Low depth cache-oblivious algorithms

  • Authors:
  • Guy E. Blelloch;Phillip B. Gibbons;Harsha Vardhan Simhadri

  • Affiliations:
  • Carnegie Mellon University, Pittsburgh, USA;Intel Research Pittsburgh, Pittsburgh, USA;Carnegie Mellon University, Pittsuburgh, USA

  • Venue:
  • Proceedings of the twenty-second annual ACM symposium on Parallelism in algorithms and architectures
  • Year:
  • 2010

Quantified Score

Hi-index 0.00

Visualization

Abstract

In this paper we explore a simple and general approach for developing parallel algorithms that lead to good cache complexity on parallel machines with private or shared caches. The approach is to design nested-parallel algorithms that have low depth (span, critical path length) and for which the natural sequential evaluation order has low cache complexity in the cache-oblivious model. We describe several cache-oblivious algorithms with optimal work, polylogarithmic depth, and sequential cache complexities that match the best sequential algorithms, including the first such algorithms for sorting and for sparse-matrix vector multiply on matrices with good vertex separators.
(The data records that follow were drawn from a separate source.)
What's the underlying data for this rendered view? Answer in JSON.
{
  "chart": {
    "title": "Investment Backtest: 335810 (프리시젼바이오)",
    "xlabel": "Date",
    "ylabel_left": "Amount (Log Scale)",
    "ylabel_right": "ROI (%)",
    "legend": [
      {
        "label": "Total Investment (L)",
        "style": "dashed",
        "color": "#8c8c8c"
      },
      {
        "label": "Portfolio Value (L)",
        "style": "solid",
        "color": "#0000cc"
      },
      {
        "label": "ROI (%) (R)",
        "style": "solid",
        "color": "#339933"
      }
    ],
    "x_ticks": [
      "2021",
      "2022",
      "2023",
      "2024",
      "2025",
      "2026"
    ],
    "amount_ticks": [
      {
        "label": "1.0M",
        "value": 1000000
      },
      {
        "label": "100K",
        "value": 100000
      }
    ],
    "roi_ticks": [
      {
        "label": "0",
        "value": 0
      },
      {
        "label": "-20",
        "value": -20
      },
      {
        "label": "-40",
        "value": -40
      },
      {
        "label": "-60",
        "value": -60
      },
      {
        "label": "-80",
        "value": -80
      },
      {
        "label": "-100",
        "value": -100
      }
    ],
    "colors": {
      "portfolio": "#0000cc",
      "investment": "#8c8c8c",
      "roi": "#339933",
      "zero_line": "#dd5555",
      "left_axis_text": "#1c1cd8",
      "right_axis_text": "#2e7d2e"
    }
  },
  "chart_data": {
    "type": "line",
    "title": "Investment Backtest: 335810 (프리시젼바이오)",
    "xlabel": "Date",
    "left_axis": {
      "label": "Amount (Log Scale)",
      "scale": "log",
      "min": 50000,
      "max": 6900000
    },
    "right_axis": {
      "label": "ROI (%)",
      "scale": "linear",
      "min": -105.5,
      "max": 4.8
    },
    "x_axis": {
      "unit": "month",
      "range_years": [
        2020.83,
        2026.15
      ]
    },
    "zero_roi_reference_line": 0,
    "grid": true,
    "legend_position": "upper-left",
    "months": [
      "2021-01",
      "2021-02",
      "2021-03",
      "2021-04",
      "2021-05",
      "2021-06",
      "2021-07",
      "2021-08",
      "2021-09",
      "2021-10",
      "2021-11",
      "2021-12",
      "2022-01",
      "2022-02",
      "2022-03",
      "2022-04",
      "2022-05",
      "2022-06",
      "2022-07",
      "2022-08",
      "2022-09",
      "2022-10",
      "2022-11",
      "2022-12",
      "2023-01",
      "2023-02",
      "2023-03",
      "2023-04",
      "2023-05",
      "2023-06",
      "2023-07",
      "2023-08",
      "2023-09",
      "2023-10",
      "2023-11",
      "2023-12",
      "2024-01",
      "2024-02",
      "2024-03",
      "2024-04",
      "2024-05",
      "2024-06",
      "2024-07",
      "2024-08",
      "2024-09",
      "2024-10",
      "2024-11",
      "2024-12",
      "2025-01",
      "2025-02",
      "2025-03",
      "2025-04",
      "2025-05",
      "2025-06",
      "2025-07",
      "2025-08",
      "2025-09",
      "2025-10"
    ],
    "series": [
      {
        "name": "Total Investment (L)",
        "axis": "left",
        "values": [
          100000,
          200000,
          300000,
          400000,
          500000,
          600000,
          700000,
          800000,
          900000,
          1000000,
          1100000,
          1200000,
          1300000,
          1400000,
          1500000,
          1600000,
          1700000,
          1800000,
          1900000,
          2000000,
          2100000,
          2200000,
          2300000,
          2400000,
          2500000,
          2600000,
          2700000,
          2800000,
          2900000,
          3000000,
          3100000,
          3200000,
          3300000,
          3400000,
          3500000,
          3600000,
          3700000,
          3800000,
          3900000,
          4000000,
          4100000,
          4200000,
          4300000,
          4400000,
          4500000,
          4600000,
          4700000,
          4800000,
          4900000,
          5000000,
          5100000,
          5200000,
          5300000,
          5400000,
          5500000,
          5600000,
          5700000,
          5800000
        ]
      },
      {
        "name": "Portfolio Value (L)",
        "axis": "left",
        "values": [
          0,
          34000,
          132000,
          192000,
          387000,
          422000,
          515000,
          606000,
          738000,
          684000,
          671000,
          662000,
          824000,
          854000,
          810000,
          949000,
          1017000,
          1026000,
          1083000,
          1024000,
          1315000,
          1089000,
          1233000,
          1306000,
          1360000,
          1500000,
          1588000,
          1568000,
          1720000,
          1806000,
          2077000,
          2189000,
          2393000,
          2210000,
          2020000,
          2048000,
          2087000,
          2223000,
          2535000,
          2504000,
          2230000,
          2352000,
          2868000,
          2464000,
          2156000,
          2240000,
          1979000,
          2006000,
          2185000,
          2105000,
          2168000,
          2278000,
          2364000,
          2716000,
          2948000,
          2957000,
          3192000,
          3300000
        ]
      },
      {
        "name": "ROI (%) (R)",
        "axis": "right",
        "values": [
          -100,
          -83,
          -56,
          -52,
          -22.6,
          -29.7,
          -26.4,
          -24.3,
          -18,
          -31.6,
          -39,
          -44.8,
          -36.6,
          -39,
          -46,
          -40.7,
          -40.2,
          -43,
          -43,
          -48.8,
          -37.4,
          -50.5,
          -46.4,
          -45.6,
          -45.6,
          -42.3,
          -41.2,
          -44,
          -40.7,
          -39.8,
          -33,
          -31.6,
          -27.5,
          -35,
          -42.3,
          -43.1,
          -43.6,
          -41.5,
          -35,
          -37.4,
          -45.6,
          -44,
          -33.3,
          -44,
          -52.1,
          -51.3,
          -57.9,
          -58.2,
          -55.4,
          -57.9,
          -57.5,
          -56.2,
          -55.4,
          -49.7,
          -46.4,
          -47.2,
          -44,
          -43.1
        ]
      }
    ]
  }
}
Using known mappings, our results lead to low cache complexities on shared-memory multiprocessors with a single level of private caches or a single shared cache. We generalize these mappings to multi-level cache hierarchies of private or shared caches, implying that our algorithms also have low cache complexities on such hierarchies. The key factor in obtaining these low parallel cache complexities is the low depth of the algorithms we propose.